もちろんその分双方が責任感を持って取引銀行とのつながりを一層強固なものとするように双方が努力しなければなりません。
そして関係性が深まるほどメイン銀行もそれ相応に融資先の不動産投資の方針に口を挟むようになってきます。
また万が一にもメイン銀行で突然融資を謝絶しますということになるとサブ銀行がないだけに窮地に立たされるという懸念もあります。
通常今まで1行取引だった借入主が突然サブ銀行に融資を打診する場合、サブ銀行となる他行の反応はウェルカムの場合ばかりではないのが現実です。
メイン銀行が融資謝絶となると何か相応の理由や問題でもあったのではないか?と勘繰られることも考えられるからです。
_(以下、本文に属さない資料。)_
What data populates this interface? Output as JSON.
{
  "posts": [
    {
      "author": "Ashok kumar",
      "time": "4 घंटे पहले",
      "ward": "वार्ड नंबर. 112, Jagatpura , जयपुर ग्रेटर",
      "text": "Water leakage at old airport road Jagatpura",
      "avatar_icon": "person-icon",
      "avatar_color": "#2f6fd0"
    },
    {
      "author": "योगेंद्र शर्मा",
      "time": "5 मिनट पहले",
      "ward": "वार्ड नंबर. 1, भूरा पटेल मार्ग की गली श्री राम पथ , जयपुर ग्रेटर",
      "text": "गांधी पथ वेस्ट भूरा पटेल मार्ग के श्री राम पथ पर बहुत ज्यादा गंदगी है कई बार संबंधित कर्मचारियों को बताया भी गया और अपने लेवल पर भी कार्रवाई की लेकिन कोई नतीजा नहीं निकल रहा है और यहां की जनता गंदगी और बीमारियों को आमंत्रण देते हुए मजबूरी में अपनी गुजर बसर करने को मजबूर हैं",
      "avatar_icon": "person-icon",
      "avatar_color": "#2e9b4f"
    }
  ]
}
これが、1行取引にこだわることを極力避けた方がいい理由といえます。
通常、不動産投資における一棟収益物件の購入の段階においては
- 1物件
- 1融資
- 1銀行
となりますので取引様態は外見的には1行取引のようになります。
そして2棟目の購入に関しては既存取引銀行に相談するのがセオリーです。
しかし、その1行に固執することなく他行にも相談して問題はありません。
結果的に既存取引銀行から融資してもらうことになるかもしれませんし、2棟目は他行からの資金調達となり2行との取引が始まることになるかもしれません。
確固たる根拠はないのですが、1個人に対する1銀行の融資の上限はやはり無いわけでは無いといえるからです。
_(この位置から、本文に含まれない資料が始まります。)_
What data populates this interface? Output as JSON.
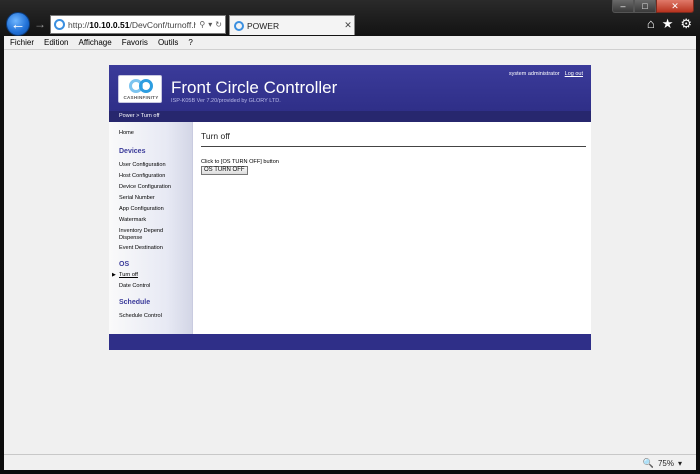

不動産投資で収益物件を運用する上で将来的に修繕や改修工事などで相応の資金調達が必要になるかもしれません。
また不測の事態で急きょ資金が必要になる場合もあるかもしれません。
そのときになって他行にその資金調達を依頼するのは銀行的には厳しいといえます。
相談された他行の審査部は当然に
- なぜメインバンクに相談せずに当行に相談するのか?
- メインバンクが支援するのが当然なのではないのか?
とメインバンクで支援を受けられなかった理由を聞いてくるのがセオリーだからです。
さらには将来的にその収益物件を売却することになった場合、関係する銀行が1行である方が交渉もスムーズに進みますし、抵当権関係も複数行が複雑に絡まっていると時間はもちろんのこと売却の前に関係銀行の交通整理の手間暇がかかってくるという問題があります。
なので、結果的にメインバンクだけではなく複数の2~3行との銀行取引を行っておくほうが後々になっても理想的な銀行との取引につながるといえるのです。
メインバンクで引っ張るだけ引っ張るほどそのあとにサブバンクに当たるといろいろ勘繰られて大変になるということです。
それならばある程度初期のころから並行して複数行との取引を持っておいたほうが将来的な規模拡大には有利になってくるということです。
不動産投資ではメイン銀行では融資が難しくても他行では融資OKなことはよくある
例えばメイン銀行で1億5000万円程度の融資残高がある場合です。
2棟目の購入にあたりさらに1億の融資相談を行った際、メイン銀行では融資が困難であったのに他行に融資相談して、1億2000万円の融資が通る場合もあります。
この例の場合では1個人の借入総額が2億7000万円となります。
この個人に対する3億弱の融資を1行だけで背負うにはリスクが重すぎると審査で判断されがちなのです。
それを2行で背負うとなるとその分だけメイン銀行のリスク負担が軽減されます。
そしてメイン銀行的には自行1行だけで引き受けるよりも貸し手責任が緩和されるといえます。
さらに3棟目4棟目と買い増していく場合には一層各銀行とのバランスが重要になってきます。
中小企業貸出ではメインバンクやサブバンクといった概念もあるのですが、不動産投資に関しては融資残高にもよりますが、1物件1融資1銀行が上記のような理由からもスムーズだといえます。
そして物件ごとに1行あたりの融資総額をにらみながら各行の融資残高のバランスを取りながら打診していく形になります。
そしてたとえ取引銀行が1行であっても複数行であっても、それぞれの銀行との信頼関係の構築・維持については十分大切にしていくように努める必要があります。
おわりに
- 銀行取引や銀行融資に関しては、将来の資金調達も想定したある程度の余裕を残した取引であることが望ましい。メインバンク1行に頼り切るのではなくサブ銀行を不動産投資の初期の段階から持っておくと後々まで何かと融通が利くことになる。
- 不動産投資に関してはメインバンクから目いっぱい融資を引っ張るのではなく、1物件1融資1銀行で銀行側の貸し手責任を分散させることで融資を引き出しやすくする方法もある。